The USP Dissolution Toolkit states:
"All vessels and individual parts of the stirring elements (shafts, baskets, paddles or paddle blades) should be uniquely identified, documented, and kept in the same position in the same test assembly for all dissolution runs. For ease of identification and record keeping, apparatus positions on the vessel support plate of the dissolution test assembly should be identified systematically."
This is good advice because if things should fail at any stage, then it is a lot easier to identify the reason if only one variable can be changed at a time. Keeping everything uniform from test to test aids with that considerably.
While hardware variables are the easiest to measure and may have the largest direct effect of dissolution results, there are a number of environmental parameters which can have a significant effect as well.
Vibration is a problem which may not be immediately apparent but that can have a significant effect on dissolution results.

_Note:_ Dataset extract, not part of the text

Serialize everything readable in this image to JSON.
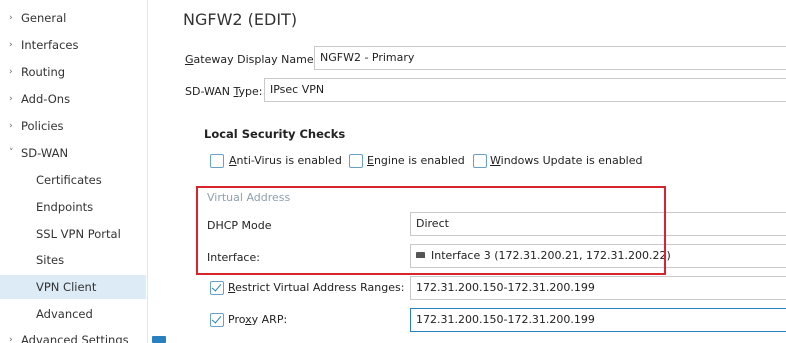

Essentially, vibration = energy. Extra energy into the system is likely to speed up the dissolution rate and the USP calibrators are especially sensitive to vibration.
Neither the USP nor the FDA place an actual figure on acceptable vibration, both stating 'no significant' as the acceptable level. (In reality this is around 0.1-0.2mil displacement at the vessel).
Significant vibration basically equated to whether or not you can feel vibration through your fingers at the rim of the vessel. If you can then there is a potential issue.
The most common source of vibration is from the water-pump heating the tester waterbath. In some cases these pumps ate actually physically attached to the tester and in some cases are a separate unit. An easy and quick way of isolating the pump is to place it on some high density foam to dampen the transmission of vibration to the bench.
Care also needs to be taken with the sighting of the tester as well. While it may not be possible to feel significant vibration at the time of qualification, intermittent vibration from other lab equipment such as centrifuges fume cupboards refrigerators, dishwashers or air conditioning units can all contribute. Equipment such as this should never be placed on the same bench as the dissolution tester.
For the reasons of vibration above, laboratory benches should be as solid as possible. All-wooden benches might look nice, but can transmit vibration easily and so care needs to be taken of that.
Benches should also be level. The dissolution tester will have its own levelling capability but it is a lot easier when the basic environment is right. Level is particularly easy to measure with the correct tool.